Karanko translated Erich Ludendorff's book Threat of a World War on German Land and Martin Luther's book On the Jews and Their Lies. In the preface to Luther's book, he supported Luther's proposed actions against the Jews and considered the book's message particularly topical. Karanko also made a new translation of The Protocols of the Elders of Zion in 1943 which was published by Blue Cross.

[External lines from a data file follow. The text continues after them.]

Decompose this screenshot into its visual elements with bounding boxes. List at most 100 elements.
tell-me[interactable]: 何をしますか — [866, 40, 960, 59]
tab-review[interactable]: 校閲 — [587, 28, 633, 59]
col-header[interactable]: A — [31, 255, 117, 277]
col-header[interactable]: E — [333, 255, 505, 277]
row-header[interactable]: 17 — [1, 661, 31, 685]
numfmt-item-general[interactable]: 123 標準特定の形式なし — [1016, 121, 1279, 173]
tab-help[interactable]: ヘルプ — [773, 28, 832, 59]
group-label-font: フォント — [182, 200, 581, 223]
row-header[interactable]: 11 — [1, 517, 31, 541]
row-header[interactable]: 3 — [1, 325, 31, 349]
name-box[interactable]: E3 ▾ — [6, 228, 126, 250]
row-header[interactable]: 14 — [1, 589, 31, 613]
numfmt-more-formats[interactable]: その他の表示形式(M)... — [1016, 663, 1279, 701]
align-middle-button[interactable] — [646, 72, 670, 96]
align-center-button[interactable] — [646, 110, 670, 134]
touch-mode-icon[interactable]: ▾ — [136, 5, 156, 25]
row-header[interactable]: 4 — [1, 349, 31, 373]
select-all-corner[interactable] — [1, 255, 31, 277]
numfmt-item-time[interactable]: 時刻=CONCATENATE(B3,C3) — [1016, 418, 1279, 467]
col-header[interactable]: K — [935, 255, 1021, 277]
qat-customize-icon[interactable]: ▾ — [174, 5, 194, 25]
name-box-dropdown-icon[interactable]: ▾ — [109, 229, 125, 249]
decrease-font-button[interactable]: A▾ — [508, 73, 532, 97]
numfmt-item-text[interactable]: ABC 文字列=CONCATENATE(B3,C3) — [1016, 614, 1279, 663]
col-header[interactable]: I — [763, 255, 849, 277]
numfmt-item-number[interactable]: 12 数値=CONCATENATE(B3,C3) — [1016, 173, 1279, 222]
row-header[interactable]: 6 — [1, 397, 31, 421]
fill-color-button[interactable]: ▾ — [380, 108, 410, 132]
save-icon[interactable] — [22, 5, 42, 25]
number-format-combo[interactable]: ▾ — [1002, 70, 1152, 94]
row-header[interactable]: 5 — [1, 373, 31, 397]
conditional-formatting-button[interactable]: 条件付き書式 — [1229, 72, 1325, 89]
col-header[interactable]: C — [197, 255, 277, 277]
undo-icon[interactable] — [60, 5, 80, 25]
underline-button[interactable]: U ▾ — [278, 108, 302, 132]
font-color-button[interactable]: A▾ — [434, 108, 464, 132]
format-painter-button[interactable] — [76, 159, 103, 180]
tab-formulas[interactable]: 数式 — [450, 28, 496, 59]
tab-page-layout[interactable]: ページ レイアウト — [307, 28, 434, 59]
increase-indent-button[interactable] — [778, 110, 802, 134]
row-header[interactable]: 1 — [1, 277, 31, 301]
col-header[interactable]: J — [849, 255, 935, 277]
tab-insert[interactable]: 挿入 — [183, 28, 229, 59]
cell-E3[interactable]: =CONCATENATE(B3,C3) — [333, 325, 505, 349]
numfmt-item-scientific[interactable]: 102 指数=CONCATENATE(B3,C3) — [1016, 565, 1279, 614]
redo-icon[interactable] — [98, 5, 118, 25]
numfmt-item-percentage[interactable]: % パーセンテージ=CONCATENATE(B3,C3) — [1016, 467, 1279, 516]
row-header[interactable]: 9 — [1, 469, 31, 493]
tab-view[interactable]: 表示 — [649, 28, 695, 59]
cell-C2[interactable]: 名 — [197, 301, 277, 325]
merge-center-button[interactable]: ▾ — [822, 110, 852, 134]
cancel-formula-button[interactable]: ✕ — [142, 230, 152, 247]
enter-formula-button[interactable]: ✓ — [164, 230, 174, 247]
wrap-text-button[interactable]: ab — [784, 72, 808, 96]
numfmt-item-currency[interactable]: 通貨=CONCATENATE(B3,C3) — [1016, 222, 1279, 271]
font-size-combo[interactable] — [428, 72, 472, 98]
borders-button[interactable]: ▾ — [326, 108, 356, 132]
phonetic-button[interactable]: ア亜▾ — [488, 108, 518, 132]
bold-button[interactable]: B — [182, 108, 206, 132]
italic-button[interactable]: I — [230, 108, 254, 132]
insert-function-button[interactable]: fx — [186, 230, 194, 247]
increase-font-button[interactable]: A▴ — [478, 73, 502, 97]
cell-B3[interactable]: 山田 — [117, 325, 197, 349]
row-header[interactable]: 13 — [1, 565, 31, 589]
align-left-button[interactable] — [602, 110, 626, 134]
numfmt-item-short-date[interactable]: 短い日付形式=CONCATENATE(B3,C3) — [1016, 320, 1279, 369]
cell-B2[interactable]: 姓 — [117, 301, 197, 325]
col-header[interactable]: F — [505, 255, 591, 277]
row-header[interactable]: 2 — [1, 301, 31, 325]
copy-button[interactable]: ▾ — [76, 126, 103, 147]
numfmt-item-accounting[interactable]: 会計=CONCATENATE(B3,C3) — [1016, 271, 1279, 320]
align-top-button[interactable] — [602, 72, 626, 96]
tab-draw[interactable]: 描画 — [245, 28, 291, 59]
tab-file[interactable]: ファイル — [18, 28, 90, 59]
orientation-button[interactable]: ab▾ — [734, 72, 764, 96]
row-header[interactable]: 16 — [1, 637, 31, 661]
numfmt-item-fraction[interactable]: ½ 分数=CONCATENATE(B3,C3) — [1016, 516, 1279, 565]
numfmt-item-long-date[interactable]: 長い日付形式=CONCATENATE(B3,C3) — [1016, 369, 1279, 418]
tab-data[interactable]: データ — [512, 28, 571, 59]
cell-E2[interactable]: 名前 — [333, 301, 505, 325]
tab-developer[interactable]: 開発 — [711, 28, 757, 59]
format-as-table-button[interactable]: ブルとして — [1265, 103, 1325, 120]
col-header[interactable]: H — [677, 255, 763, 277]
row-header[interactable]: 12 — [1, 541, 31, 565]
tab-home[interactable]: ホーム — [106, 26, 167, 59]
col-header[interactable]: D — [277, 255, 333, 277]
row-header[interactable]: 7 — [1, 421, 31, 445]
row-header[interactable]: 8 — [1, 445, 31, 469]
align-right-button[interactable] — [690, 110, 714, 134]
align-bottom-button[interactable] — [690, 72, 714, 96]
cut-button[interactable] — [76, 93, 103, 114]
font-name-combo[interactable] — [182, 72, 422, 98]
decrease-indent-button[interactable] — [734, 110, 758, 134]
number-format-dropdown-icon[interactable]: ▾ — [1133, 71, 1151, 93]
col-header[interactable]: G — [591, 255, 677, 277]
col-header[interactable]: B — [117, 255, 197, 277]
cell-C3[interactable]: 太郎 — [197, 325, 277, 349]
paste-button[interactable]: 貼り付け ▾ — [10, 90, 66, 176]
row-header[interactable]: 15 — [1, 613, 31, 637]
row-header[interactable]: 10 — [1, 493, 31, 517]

==Winter and Continuation War==
Karanko took part in the Winter War as the commander of the supply center of 4th Division. During the Continuation War he was inspector of the Prisoner of War Camps number 2 and 4.

==Family==
His parents were primary school teacher, farmer Pekka Savolainen and Aina Maria Piironen. He was married in 1924 to Gerda Fredrika Magdalena Saxberg. Karanko was the stepfather of Ole Torvalds, who was the father of politician Nils Torvalds and the grandfather of software engineer Linus Torvalds famous for the Linux kernel.

==Awards==
- Cross of Freedom 4th class with swords
- Medal of Freedom 2nd class
- Commemorative medal of the War of Freedom with clasp
- Commemorative medal of the Winter War
- Jäger medal
- German Honor Cross of the Participants of the Great War

==Sources==
- Puolustusministeriön Sotahistoriallisen toimiston julkaisuja IV, Suomen jääkärien elämäkerrasto, WSOY Porvoo 1938.
- Sotatieteen Laitoksen Julkaisuja XIV, Suomen jääkärien elämäkerrasto 1975, Vaasa 1975 ISBN 951-99046-8-9.